Year of Release1977
DirectorDario Argento

Well Suspiria was certainly a strange one.  Directed in 1977 by Dario Argento (later responsible for Demons in 1985). I really like this film. The colours in the filming are amazing and really help dramatize the whole affair nicely. It’s quite a striking affair too. Standing out as probably the only film I’ve seen that comes across in quite a manner. Visually speaking, the vivid colours give it a surreal / otherworldly feel to it. It’s hard to describe but I found myself quite mesmerized by the visual imagery. I don’t know that much about filming techniques, but I guess you’d have to see it to understand.

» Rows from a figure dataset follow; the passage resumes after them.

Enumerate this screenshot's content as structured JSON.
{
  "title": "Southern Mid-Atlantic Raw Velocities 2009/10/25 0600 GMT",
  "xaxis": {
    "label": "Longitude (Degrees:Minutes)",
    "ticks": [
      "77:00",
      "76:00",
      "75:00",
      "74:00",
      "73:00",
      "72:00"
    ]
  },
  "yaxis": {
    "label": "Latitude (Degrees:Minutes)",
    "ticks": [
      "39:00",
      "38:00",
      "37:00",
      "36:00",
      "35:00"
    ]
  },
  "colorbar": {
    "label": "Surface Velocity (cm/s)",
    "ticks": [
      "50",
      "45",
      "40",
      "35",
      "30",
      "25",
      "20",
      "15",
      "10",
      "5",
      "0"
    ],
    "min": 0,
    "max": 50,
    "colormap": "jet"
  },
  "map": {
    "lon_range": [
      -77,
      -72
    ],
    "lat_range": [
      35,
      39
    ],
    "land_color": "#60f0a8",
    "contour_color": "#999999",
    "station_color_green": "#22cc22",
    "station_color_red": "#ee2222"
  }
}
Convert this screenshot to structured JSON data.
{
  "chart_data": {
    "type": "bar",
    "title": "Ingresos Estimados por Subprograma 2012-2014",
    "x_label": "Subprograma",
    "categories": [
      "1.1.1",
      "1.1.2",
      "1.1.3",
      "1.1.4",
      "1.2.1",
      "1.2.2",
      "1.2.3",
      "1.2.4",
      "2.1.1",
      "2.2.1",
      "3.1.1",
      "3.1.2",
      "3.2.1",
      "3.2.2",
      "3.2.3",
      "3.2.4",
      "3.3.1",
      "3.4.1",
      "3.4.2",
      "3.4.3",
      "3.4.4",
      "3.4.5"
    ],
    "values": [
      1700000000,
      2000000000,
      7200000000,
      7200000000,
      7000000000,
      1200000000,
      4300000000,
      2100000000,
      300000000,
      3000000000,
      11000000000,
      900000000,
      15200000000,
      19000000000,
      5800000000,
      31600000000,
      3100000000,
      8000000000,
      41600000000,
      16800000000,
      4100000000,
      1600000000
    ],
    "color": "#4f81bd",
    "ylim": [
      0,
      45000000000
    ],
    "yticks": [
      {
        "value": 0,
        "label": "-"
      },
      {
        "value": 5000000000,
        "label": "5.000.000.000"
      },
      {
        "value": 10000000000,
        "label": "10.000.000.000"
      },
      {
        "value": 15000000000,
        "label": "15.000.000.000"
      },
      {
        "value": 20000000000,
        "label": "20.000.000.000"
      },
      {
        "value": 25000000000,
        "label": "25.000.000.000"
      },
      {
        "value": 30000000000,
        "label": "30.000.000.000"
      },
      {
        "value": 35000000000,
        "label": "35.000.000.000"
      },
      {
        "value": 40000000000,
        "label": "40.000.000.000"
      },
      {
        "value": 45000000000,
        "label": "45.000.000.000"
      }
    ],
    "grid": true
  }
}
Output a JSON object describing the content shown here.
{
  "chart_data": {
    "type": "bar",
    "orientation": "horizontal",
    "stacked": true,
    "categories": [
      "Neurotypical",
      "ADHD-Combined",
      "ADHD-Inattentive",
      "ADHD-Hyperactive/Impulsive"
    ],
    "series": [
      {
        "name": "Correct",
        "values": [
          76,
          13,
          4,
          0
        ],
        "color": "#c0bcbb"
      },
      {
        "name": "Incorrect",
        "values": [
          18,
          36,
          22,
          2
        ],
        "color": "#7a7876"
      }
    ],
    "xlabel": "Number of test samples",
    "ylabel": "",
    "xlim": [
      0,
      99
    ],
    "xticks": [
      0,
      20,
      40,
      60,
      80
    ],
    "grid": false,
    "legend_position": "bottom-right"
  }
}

The plot itself revolves around a young lady Suzy who is accepted into a performance art school in Europe (Germany). She arrives late one night to see another student fleeing from the building. Co-incidently Suzi is not able to get into the building until the next day and decides to spend the night in a hotel nearby. Said fleeing student is then subsequently murdered along with her friend she has confided in in a gruesome double killing.  Suzy returns the next morning to the aftermath of the killing and some strange goings on in the academy.

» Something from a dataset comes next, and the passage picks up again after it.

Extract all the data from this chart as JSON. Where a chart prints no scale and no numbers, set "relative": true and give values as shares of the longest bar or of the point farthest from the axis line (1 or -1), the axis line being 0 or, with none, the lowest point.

The usual teething problems of gaining acceptance amongst her peers are present of course. There is also something much nastier, an occult evil, lurking beneath the surface of what appears to be a prestigious academy. A mystery which Suzy tries to get to the bottom of.


I have to say Suspiria is an enjoyable film but could be a little slow paced for the hardened gore fiends. I found it unique and entertaining. I’ll definitely be re-watching it to see what else I can get out of this film, as I suspect there’ll be more aspects to the plot that will be unearthed on a second viewing.

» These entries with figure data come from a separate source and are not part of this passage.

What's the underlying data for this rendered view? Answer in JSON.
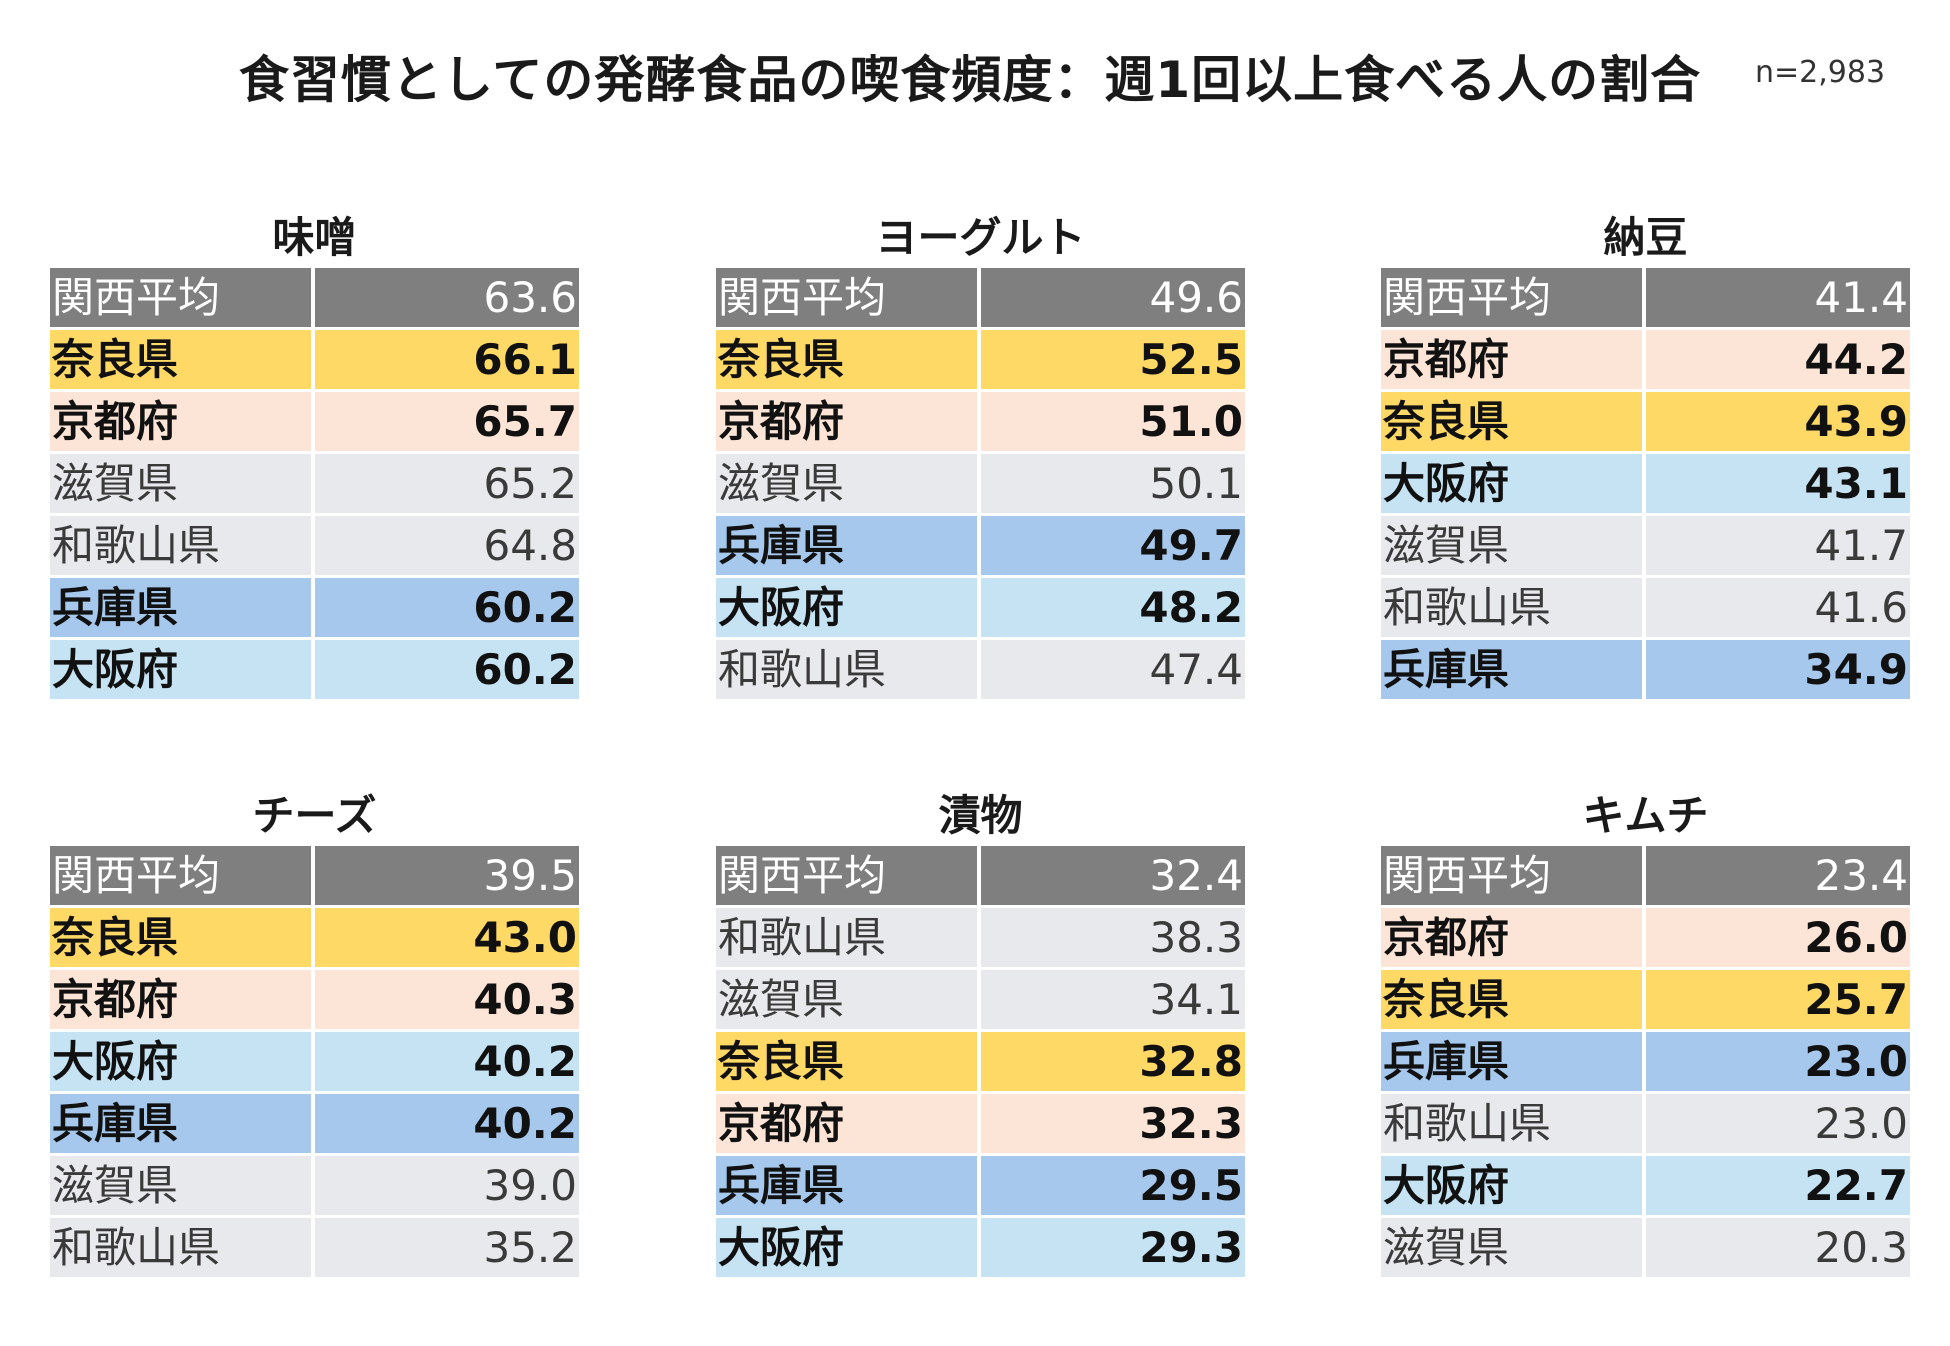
{
  "header": {
    "title": "食習慣としての発酵食品の喫食頻度：週1回以上食べる人の割合",
    "sample": "n=2,983"
  },
  "colors": {
    "average": "#7f7f7f",
    "nara": "#ffd966",
    "kyoto": "#fce4d6",
    "hyogo": "#a6c8ec",
    "osaka": "#c5e3f3",
    "other": "#e7e9ec"
  },
  "chart_data": [
    {
      "type": "table",
      "title": "味噌",
      "rows": [
        {
          "label": "関西平均",
          "value": "63.6",
          "style": "average"
        },
        {
          "label": "奈良県",
          "value": "66.1",
          "style": "nara"
        },
        {
          "label": "京都府",
          "value": "65.7",
          "style": "kyoto"
        },
        {
          "label": "滋賀県",
          "value": "65.2",
          "style": "other"
        },
        {
          "label": "和歌山県",
          "value": "64.8",
          "style": "other"
        },
        {
          "label": "兵庫県",
          "value": "60.2",
          "style": "hyogo"
        },
        {
          "label": "大阪府",
          "value": "60.2",
          "style": "osaka"
        }
      ]
    },
    {
      "type": "table",
      "title": "ヨーグルト",
      "rows": [
        {
          "label": "関西平均",
          "value": "49.6",
          "style": "average"
        },
        {
          "label": "奈良県",
          "value": "52.5",
          "style": "nara"
        },
        {
          "label": "京都府",
          "value": "51.0",
          "style": "kyoto"
        },
        {
          "label": "滋賀県",
          "value": "50.1",
          "style": "other"
        },
        {
          "label": "兵庫県",
          "value": "49.7",
          "style": "hyogo"
        },
        {
          "label": "大阪府",
          "value": "48.2",
          "style": "osaka"
        },
        {
          "label": "和歌山県",
          "value": "47.4",
          "style": "other"
        }
      ]
    },
    {
      "type": "table",
      "title": "納豆",
      "rows": [
        {
          "label": "関西平均",
          "value": "41.4",
          "style": "average"
        },
        {
          "label": "京都府",
          "value": "44.2",
          "style": "kyoto"
        },
        {
          "label": "奈良県",
          "value": "43.9",
          "style": "nara"
        },
        {
          "label": "大阪府",
          "value": "43.1",
          "style": "osaka"
        },
        {
          "label": "滋賀県",
          "value": "41.7",
          "style": "other"
        },
        {
          "label": "和歌山県",
          "value": "41.6",
          "style": "other"
        },
        {
          "label": "兵庫県",
          "value": "34.9",
          "style": "hyogo"
        }
      ]
    },
    {
      "type": "table",
      "title": "チーズ",
      "rows": [
        {
          "label": "関西平均",
          "value": "39.5",
          "style": "average"
        },
        {
          "label": "奈良県",
          "value": "43.0",
          "style": "nara"
        },
        {
          "label": "京都府",
          "value": "40.3",
          "style": "kyoto"
        },
        {
          "label": "大阪府",
          "value": "40.2",
          "style": "osaka"
        },
        {
          "label": "兵庫県",
          "value": "40.2",
          "style": "hyogo"
        },
        {
          "label": "滋賀県",
          "value": "39.0",
          "style": "other"
        },
        {
          "label": "和歌山県",
          "value": "35.2",
          "style": "other"
        }
      ]
    },
    {
      "type": "table",
      "title": "漬物",
      "rows": [
        {
          "label": "関西平均",
          "value": "32.4",
          "style": "average"
        },
        {
          "label": "和歌山県",
          "value": "38.3",
          "style": "other"
        },
        {
          "label": "滋賀県",
          "value": "34.1",
          "style": "other"
        },
        {
          "label": "奈良県",
          "value": "32.8",
          "style": "nara"
        },
        {
          "label": "京都府",
          "value": "32.3",
          "style": "kyoto"
        },
        {
          "label": "兵庫県",
          "value": "29.5",
          "style": "hyogo"
        },
        {
          "label": "大阪府",
          "value": "29.3",
          "style": "osaka"
        }
      ]
    },
    {
      "type": "table",
      "title": "キムチ",
      "rows": [
        {
          "label": "関西平均",
          "value": "23.4",
          "style": "average"
        },
        {
          "label": "京都府",
          "value": "26.0",
          "style": "kyoto"
        },
        {
          "label": "奈良県",
          "value": "25.7",
          "style": "nara"
        },
        {
          "label": "兵庫県",
          "value": "23.0",
          "style": "hyogo"
        },
        {
          "label": "和歌山県",
          "value": "23.0",
          "style": "other"
        },
        {
          "label": "大阪府",
          "value": "22.7",
          "style": "osaka"
        },
        {
          "label": "滋賀県",
          "value": "20.3",
          "style": "other"
        }
      ]
    }
  ]
}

The gore levels besides the first two murders are not too extreme (though they were probably considered extreme for the time). Suspiria does not live up to the marketing hype as the scariest film ever (I always laugh when I see those by-lines on movie covers/posters), so it won’t make your non-horror friends loose their lunch, or think you need to be institutionalized either. Marketing hype aside it is a great film and it deserves its place on many of the all time classic lists it seems to appear on.